Steamflooding and its variants utilizing either vertical, inclined, or horizontal wells can be used for any type of reservoirs regardless of the reservoir rock type if the oil viscosity is less than 5000 cP. This also includes conventional reservoirs containing light oil. In this case, steam and the resultant heat in the reservoir serve as stimulant rather than sweeping the oil or lowering down the oil viscosity (the well-known piston model). The only exception would be highly porous rocks such as diatomite and chalk which are also structurally very weak when exposed to heat [
81,
82]. In addition, the correlations introduced in this paper can be used to assess the performance of steamflooding in non-fractured reservoirs, as well.
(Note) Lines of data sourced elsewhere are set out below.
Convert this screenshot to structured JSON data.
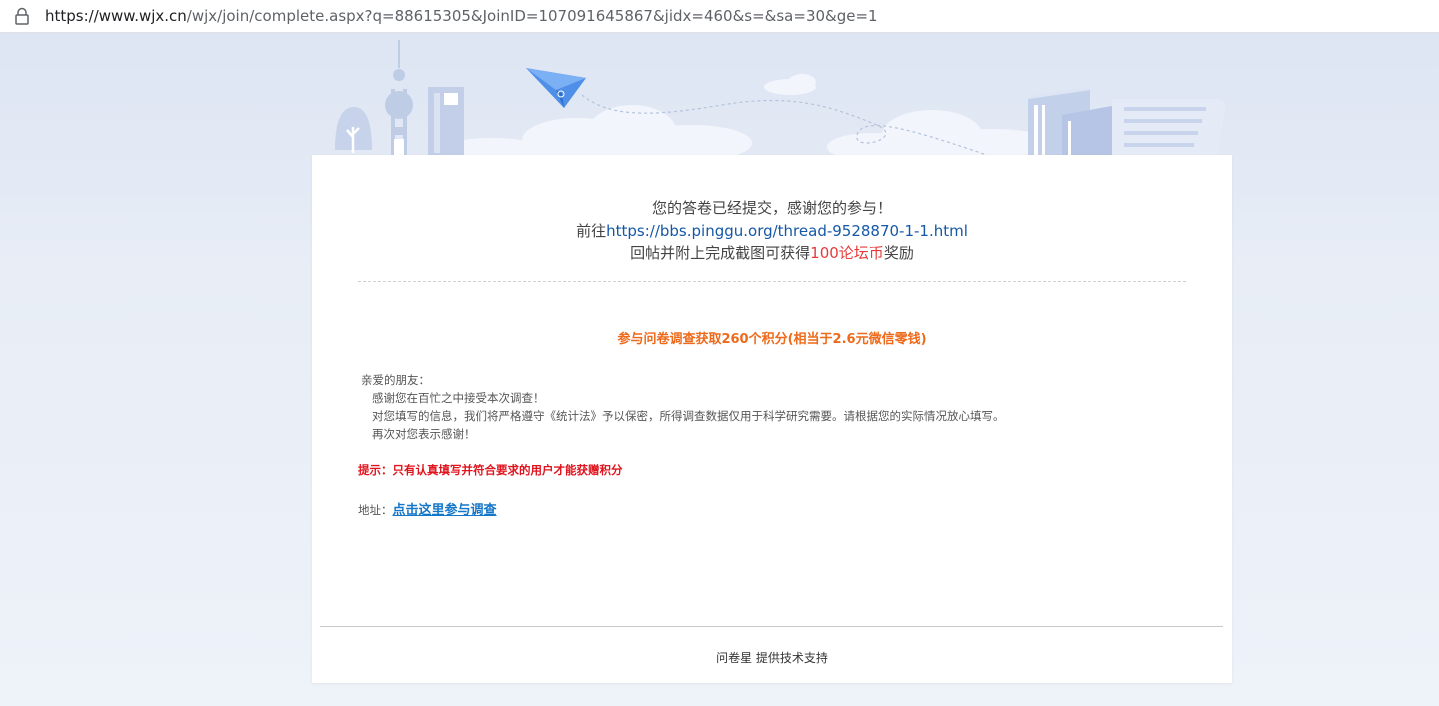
{
  "browser": {
    "url_host": "https://www.wjx.cn",
    "url_path": "/wjx/join/complete.aspx?q=88615305&JoinID=107091645867&jidx=460&s=&sa=30&ge=1"
  },
  "colors": {
    "link": "#1558a6",
    "coins": "#e63b3b",
    "earn": "#ee6a1b",
    "tip": "#e0141e",
    "survey_link": "#1476c8"
  },
  "message": {
    "line1": "您的答卷已经提交，感谢您的参与！",
    "line2_prefix": "前往",
    "line2_link": "https://bbs.pinggu.org/thread-9528870-1-1.html",
    "line3_prefix": "回帖并附上完成截图可获得",
    "line3_highlight": "100论坛币",
    "line3_suffix": "奖励"
  },
  "reward": {
    "text": "参与问卷调查获取260个积分(相当于2.6元微信零钱)"
  },
  "letter": {
    "greeting": "亲爱的朋友：",
    "lines": [
      "感谢您在百忙之中接受本次调查！",
      "对您填写的信息，我们将严格遵守《统计法》予以保密，所得调查数据仅用于科学研究需要。请根据您的实际情况放心填写。",
      "再次对您表示感谢！"
    ]
  },
  "tip": {
    "text": "提示：只有认真填写并符合要求的用户才能获赠积分"
  },
  "address": {
    "label": "地址：",
    "link_text": "点击这里参与调查"
  },
  "footer": {
    "text": "问卷星 提供技术支持"
  }
}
In fact, both fractured and non-fractured media are considered in the correlations and in the case of non-fractured media where there is no natural fractures, those parameters will be cancelled from the equations and the remaining terms can be used to evaluate the performance of the process in non-fractured systems (single porosity systems). The proposed correlations can be used as a proxy to assess the feasibility of the process in the candidate reservoirs. However, CSOR is a strong indicator of economic feasibility of any thermal operations under the current economic climate. For example, in Canada any thermal operations with CSORs below 3 are considered economic. Considering decades of experience in thermal operations in Canada especially for well-known and commercialised technologies such as SAGD and HCS, wealth of available field data, and advanced process optimization practices, the CSOR is now down to less than 2. Considering the case study presented here, this heavy oil field is a poor candidate for steamflooding. However, utilizing long horizontal wells will increase the oil recovery and will reduce the CSOR in the case studied. In addition, adopting cyclic steam stimulation processes can reduce the steam requirements, lower down the CSOR, and increase the RF and oil production rate. Nevertheless, the correlations developed and presented here can only be used for estimation of RF and CSOR in thermal heavy oil operations utilizing vertical wells. Clearly, new sets of correlations or models will be needed to predict performance of steam processes utilizing horizontal wells. Such projects still do not exist (therefore no filed data is available at the moment) when it comes to carbonate reservoirs. Some steam injection variants such as HCS process are being tried in bitumen saturated Devonian carbonates in Alberta, Canada.